No-one goes into their relationship planning to separate or divorce. We all dream of being able to stay together for the long haul, through good times and bad, hopefully growing together rather than apart through the process. Especially where we have children together, we strive to make it work. So when is it NOT a good idea to stay together? The most obvious situation is where one partner is violent towards the other - this may not be only physical violence, but may include emotional abuse (including verbal put-downs etc), or controlling what the other is able to do socially or financially. In this case - things certainly can be worked on and relationships can survive - but only where the person using violence is willing to take full responsibility for making the changes that are needed. If s/he is not willing to do this, the relationship cannot be healthy, and it may be necessary to leave, not just for the adult who is affected, but for the children's sake as well. A less obvious reason that it may not be a good idea to remain together is where both partners have very different values, and/or do not want the same things in life. For example, one may really want children; the other may feel strongly that they don't. Sometimes couples are able to reach a place of acceptance and agreement about these differences; at other times this is not possible. It may be better to separate than for resentment about unfulfilled needs to slowly poison a relationship.
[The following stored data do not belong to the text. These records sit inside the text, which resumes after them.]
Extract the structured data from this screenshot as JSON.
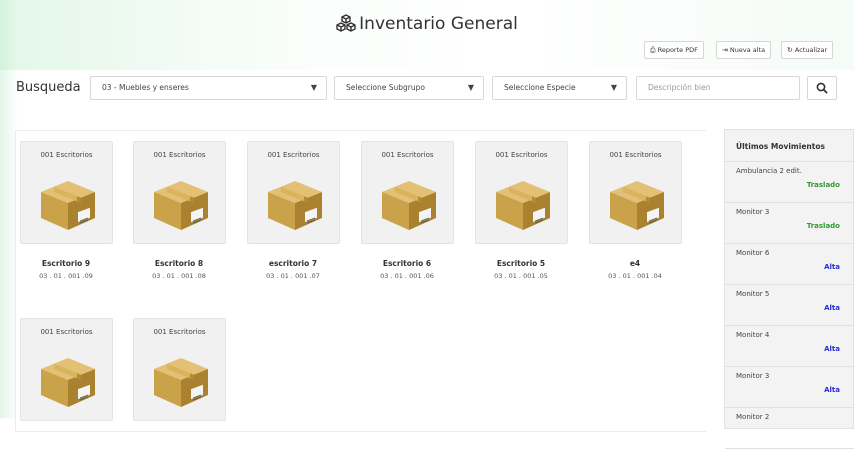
{
  "page": {
    "title": "Inventario General",
    "title_icon": "cubes-icon"
  },
  "toolbar": {
    "report_label": "Reporte PDF",
    "report_icon": "print-icon",
    "new_label": "Nueva alta",
    "new_icon": "sign-in-icon",
    "refresh_label": "Actualizar",
    "refresh_icon": "refresh-icon"
  },
  "search": {
    "label": "Busqueda",
    "group_value": "03 - Muebles y enseres",
    "subgroup_value": "Seleccione Subgrupo",
    "species_value": "Seleccione Especie",
    "description_placeholder": "Descripción bien",
    "search_icon": "search-icon"
  },
  "items": [
    {
      "category": "001 Escritorios",
      "name": "Escritorio 9",
      "code": "03 . 01 . 001 .09"
    },
    {
      "category": "001 Escritorios",
      "name": "Escritorio 8",
      "code": "03 . 01 . 001 .08"
    },
    {
      "category": "001 Escritorios",
      "name": "escritorio 7",
      "code": "03 . 01 . 001 .07"
    },
    {
      "category": "001 Escritorios",
      "name": "Escritorio 6",
      "code": "03 . 01 . 001 .06"
    },
    {
      "category": "001 Escritorios",
      "name": "Escritorio 5",
      "code": "03 . 01 . 001 .05"
    },
    {
      "category": "001 Escritorios",
      "name": "e4",
      "code": "03 . 01 . 001 .04"
    },
    {
      "category": "001 Escritorios"
    },
    {
      "category": "001 Escritorios"
    }
  ],
  "movements": {
    "title": "Últimos Movimientos",
    "entries": [
      {
        "name": "Ambulancia 2 edit.",
        "type": "Traslado"
      },
      {
        "name": "Monitor 3",
        "type": "Traslado"
      },
      {
        "name": "Monitor 6",
        "type": "Alta"
      },
      {
        "name": "Monitor 5",
        "type": "Alta"
      },
      {
        "name": "Monitor 4",
        "type": "Alta"
      },
      {
        "name": "Monitor 3",
        "type": "Alta"
      },
      {
        "name": "Monitor 2"
      }
    ]
  },
  "colors": {
    "traslado": "#2e9a2e",
    "alta": "#2b2bd6",
    "box": "#c9a24a"
  }
}
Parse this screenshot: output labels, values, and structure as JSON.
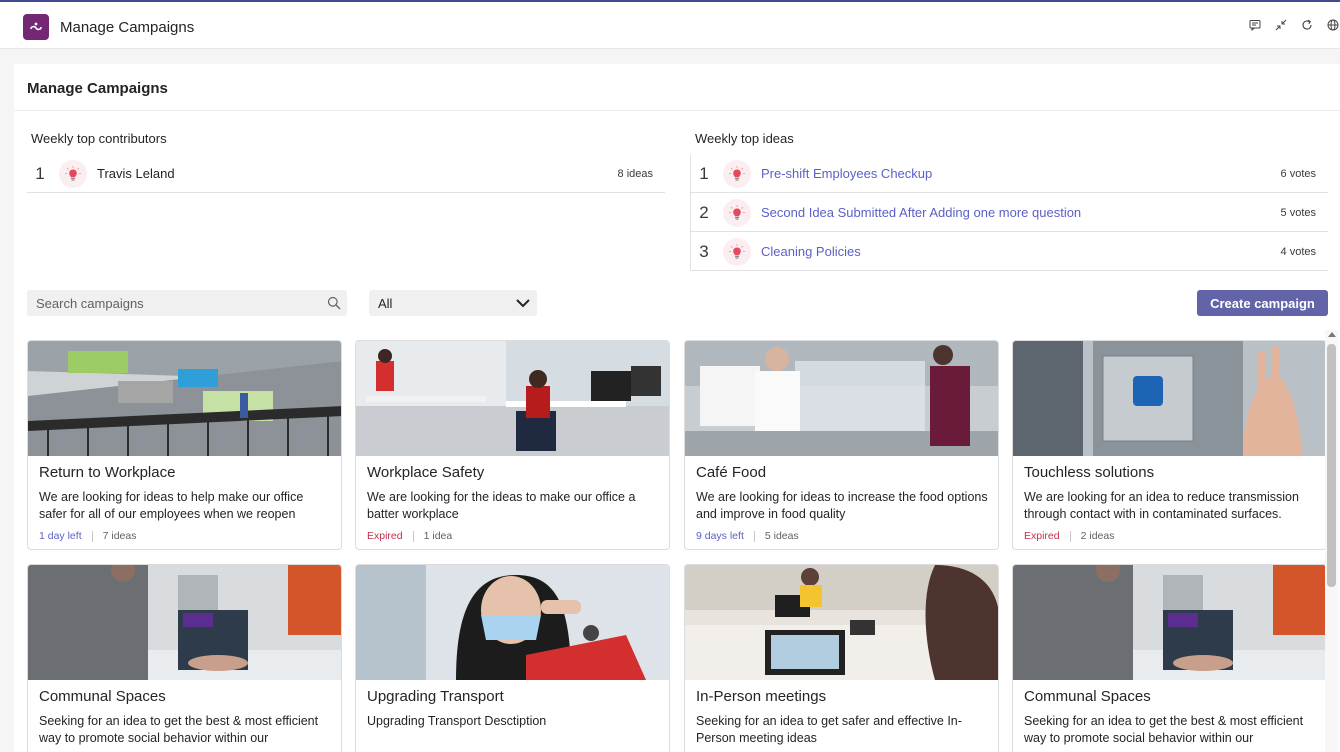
{
  "app": {
    "title": "Manage Campaigns"
  },
  "page": {
    "title": "Manage Campaigns"
  },
  "contributors": {
    "label": "Weekly top contributors",
    "items": [
      {
        "rank": "1",
        "name": "Travis Leland",
        "count": "8 ideas"
      }
    ]
  },
  "ideas": {
    "label": "Weekly top ideas",
    "items": [
      {
        "rank": "1",
        "title": "Pre-shift Employees Checkup",
        "votes": "6 votes"
      },
      {
        "rank": "2",
        "title": "Second Idea Submitted After Adding one more question",
        "votes": "5 votes"
      },
      {
        "rank": "3",
        "title": "Cleaning Policies",
        "votes": "4 votes"
      }
    ]
  },
  "toolbar": {
    "search_placeholder": "Search campaigns",
    "filter_value": "All",
    "create_label": "Create campaign"
  },
  "campaigns": [
    {
      "title": "Return to Workplace",
      "desc": "We are looking for ideas to help make our office safer for all of our employees when we reopen",
      "status": "1 day left",
      "status_type": "left",
      "ideas": "7 ideas",
      "image": "office-lounge-image"
    },
    {
      "title": "Workplace Safety",
      "desc": "We are looking for the ideas to make our office a batter workplace",
      "status": "Expired",
      "status_type": "expired",
      "ideas": "1 idea",
      "image": "masked-office-workers-image"
    },
    {
      "title": "Café Food",
      "desc": "We are looking for ideas to increase the food options and improve in food quality",
      "status": "9 days left",
      "status_type": "left",
      "ideas": "5 ideas",
      "image": "cafe-counter-image"
    },
    {
      "title": "Touchless solutions",
      "desc": "We are looking for an idea to reduce transmission through contact with in contaminated surfaces.",
      "status": "Expired",
      "status_type": "expired",
      "ideas": "2 ideas",
      "image": "touchless-door-button-image"
    },
    {
      "title": "Communal Spaces",
      "desc": "Seeking for an idea to get the best & most efficient way to promote social behavior within our",
      "image": "handwashing-image"
    },
    {
      "title": "Upgrading Transport",
      "desc": "Upgrading Transport  Desctiption",
      "image": "masked-woman-image"
    },
    {
      "title": "In-Person meetings",
      "desc": "Seeking for an idea to get safer and effective In-Person meeting ideas",
      "image": "meeting-room-image"
    },
    {
      "title": "Communal Spaces",
      "desc": "Seeking for an idea to get the best & most efficient way to promote social behavior within our",
      "image": "handwashing-image"
    }
  ],
  "colors": {
    "accent": "#6264a7",
    "link": "#5b5fc7",
    "expired": "#c4314b",
    "app_icon": "#742774"
  }
}
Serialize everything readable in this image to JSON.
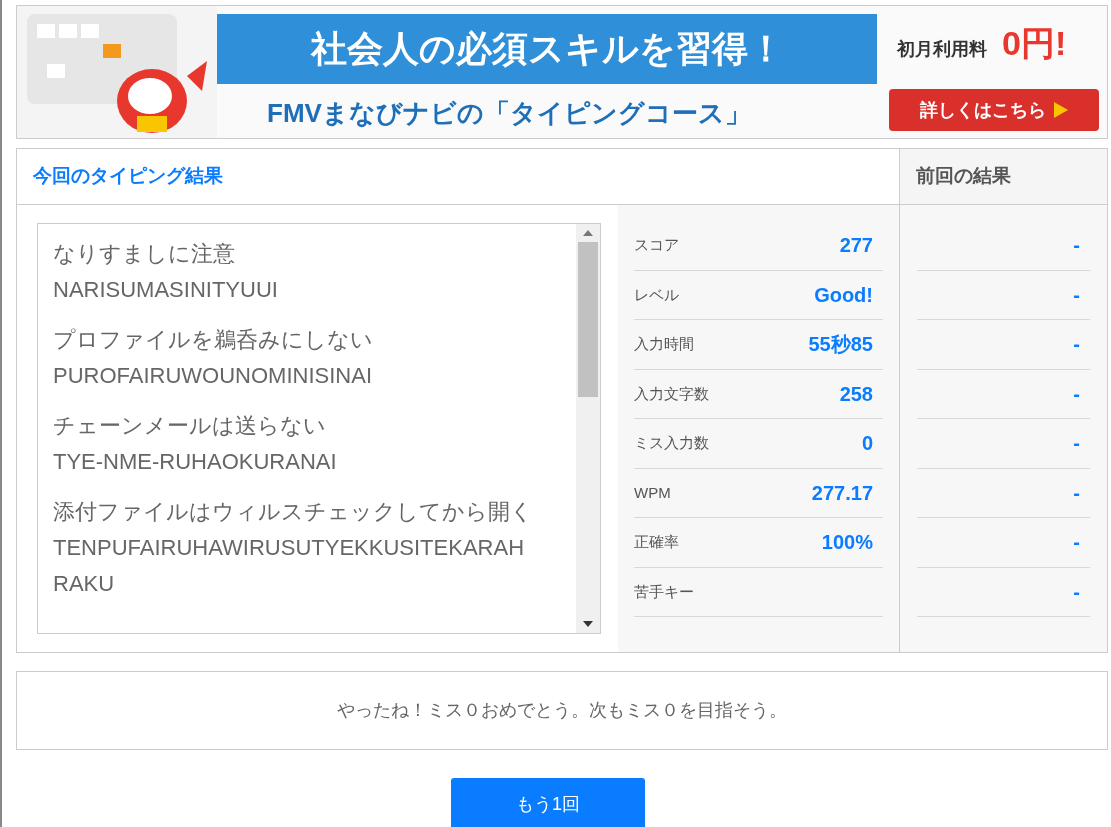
{
  "banner": {
    "headline": "社会人の必須スキルを習得！",
    "subline": "FMVまなびナビの「タイピングコース」",
    "price_label": "初月利用料",
    "price": "0円!",
    "cta": "詳しくはこちら"
  },
  "results": {
    "current_title": "今回のタイピング結果",
    "previous_title": "前回の結果",
    "phrases": [
      {
        "text": "なりすましに注意",
        "romaji": [
          "NARISUMASINITYUUI"
        ]
      },
      {
        "text": "プロファイルを鵜呑みにしない",
        "romaji": [
          "PUROFAIRUWOUNOMINISINAI"
        ]
      },
      {
        "text": "チェーンメールは送らない",
        "romaji": [
          "TYE-NME-RUHAOKURANAI"
        ]
      },
      {
        "text": "添付ファイルはウィルスチェックしてから開く",
        "romaji": [
          "TENPUFAIRUHAWIRUSUTYEKKUSITEKARAH",
          "RAKU"
        ]
      }
    ],
    "stats": [
      {
        "label": "スコア",
        "value": "277",
        "previous": "-"
      },
      {
        "label": "レベル",
        "value": "Good!",
        "previous": "-"
      },
      {
        "label": "入力時間",
        "value": "55秒85",
        "previous": "-"
      },
      {
        "label": "入力文字数",
        "value": "258",
        "previous": "-"
      },
      {
        "label": "ミス入力数",
        "value": "0",
        "previous": "-"
      },
      {
        "label": "WPM",
        "value": "277.17",
        "previous": "-"
      },
      {
        "label": "正確率",
        "value": "100%",
        "previous": "-"
      },
      {
        "label": "苦手キー",
        "previous": "-"
      }
    ]
  },
  "message": "やったね！ミス０おめでとう。次もミス０を目指そう。",
  "retry_button": "もう1回"
}
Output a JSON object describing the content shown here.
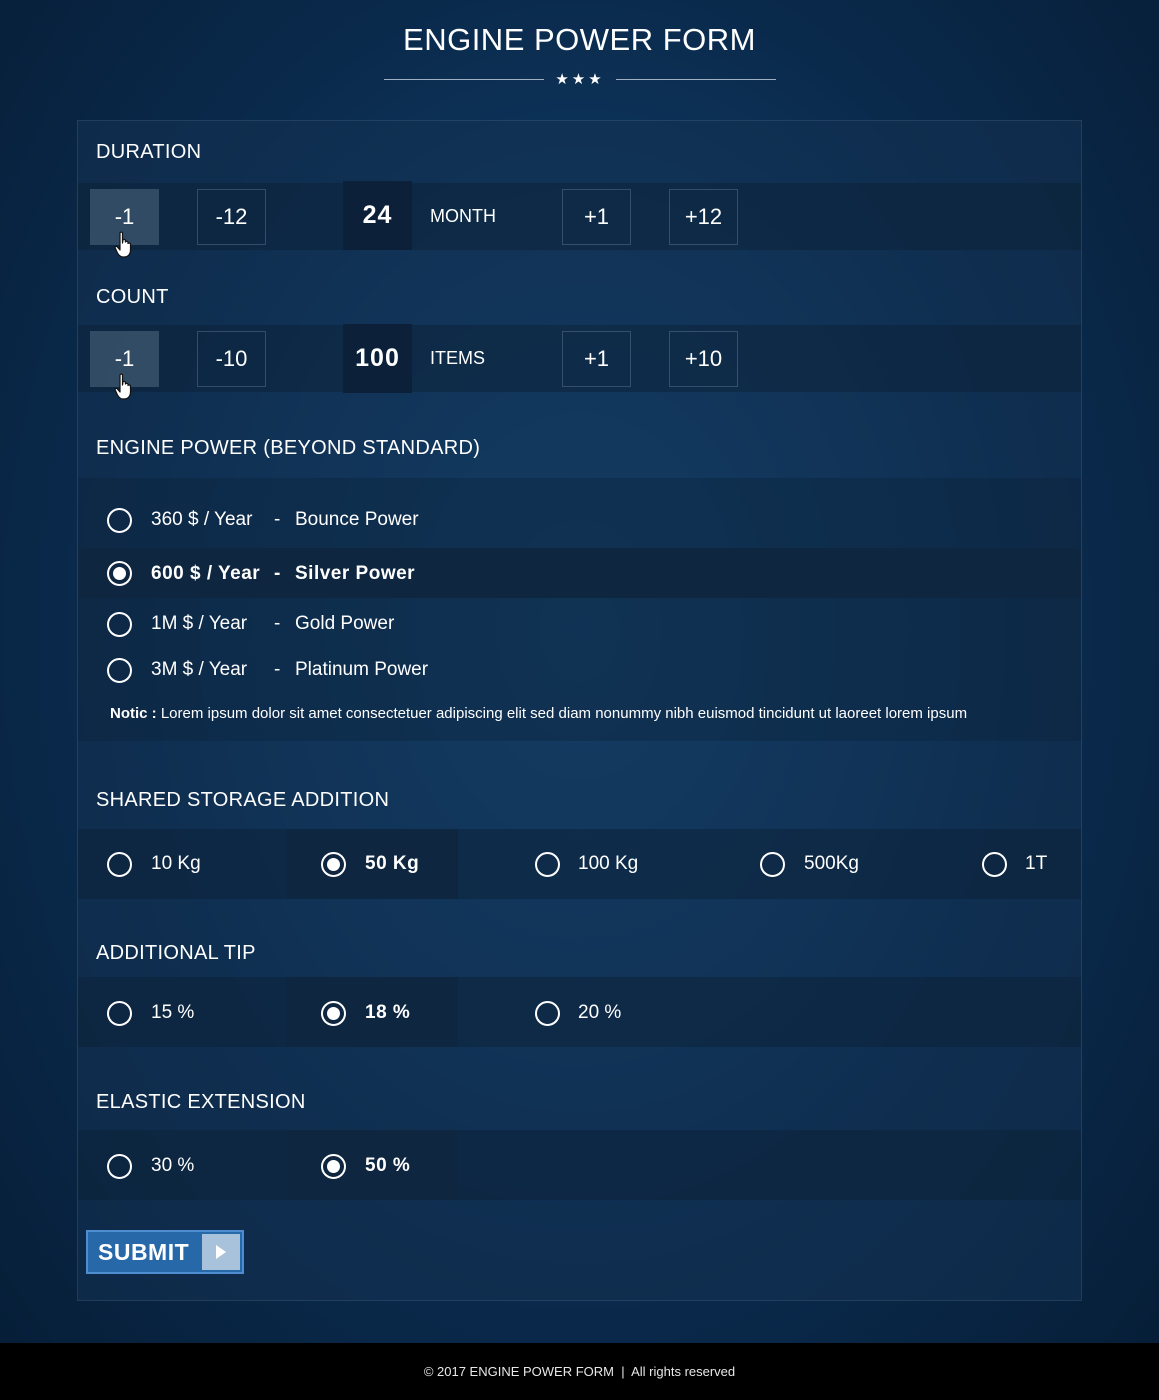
{
  "header": {
    "title": "ENGINE POWER FORM",
    "stars": "★★★"
  },
  "duration": {
    "title": "DURATION",
    "minus1": "-1",
    "minus12": "-12",
    "value": "24",
    "unit": "MONTH",
    "plus1": "+1",
    "plus12": "+12"
  },
  "count": {
    "title": "COUNT",
    "minus1": "-1",
    "minus10": "-10",
    "value": "100",
    "unit": "ITEMS",
    "plus1": "+1",
    "plus10": "+10"
  },
  "engine_power": {
    "title": "ENGINE POWER (BEYOND STANDARD)",
    "options": [
      {
        "price": "360 $ / Year",
        "sep": "-",
        "name": "Bounce Power",
        "checked": false
      },
      {
        "price": "600 $ / Year",
        "sep": "-",
        "name": "Silver Power",
        "checked": true
      },
      {
        "price": "1M $ / Year",
        "sep": "-",
        "name": "Gold Power",
        "checked": false
      },
      {
        "price": "3M $ / Year",
        "sep": "-",
        "name": "Platinum Power",
        "checked": false
      }
    ],
    "notice_label": "Notic :",
    "notice_text": "Lorem ipsum dolor sit amet consectetuer adipiscing elit sed diam nonummy nibh euismod tincidunt ut laoreet lorem ipsum"
  },
  "shared_storage": {
    "title": "SHARED STORAGE ADDITION",
    "options": [
      {
        "label": "10 Kg",
        "checked": false
      },
      {
        "label": "50 Kg",
        "checked": true
      },
      {
        "label": "100 Kg",
        "checked": false
      },
      {
        "label": "500Kg",
        "checked": false
      },
      {
        "label": "1T",
        "checked": false
      }
    ]
  },
  "additional_tip": {
    "title": "ADDITIONAL TIP",
    "options": [
      {
        "label": "15 %",
        "checked": false
      },
      {
        "label": "18 %",
        "checked": true
      },
      {
        "label": "20 %",
        "checked": false
      }
    ]
  },
  "elastic_extension": {
    "title": "ELASTIC EXTENSION",
    "options": [
      {
        "label": "30 %",
        "checked": false
      },
      {
        "label": "50 %",
        "checked": true
      }
    ]
  },
  "submit": {
    "label": "SUBMIT"
  },
  "footer": {
    "text": "© 2017 ENGINE POWER FORM  |  All rights reserved"
  },
  "colors": {
    "accent": "#2769a8",
    "arrow_box": "#a9c2dc",
    "selected_bg": "#0f2640",
    "value_bg": "#0c2139"
  }
}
It's not easy to work through issues, in order to decide whether it is possible to remain together in the face of what may remain unresolvable differences. The key is - if these can be discussed in a reflective rather than a reactive way, decisions can be made that are right for all concerned. Sometimes counselling may be required to help couples achieve this. After all, when core needs and values are up for debate, emotions can run high. Attempts to find resolution can be derailed when we are not in good control of the way we express those emotions. Where children are involved - it is much better for their development and health when they are not exposed to heightened conflict that remains unresolved. Children do well, even where parents decide to separate, as long as they know that both parents love them, that they can still have a meaningful relationship with each parent, and that their needs are still being kept uppermost in both parents' minds.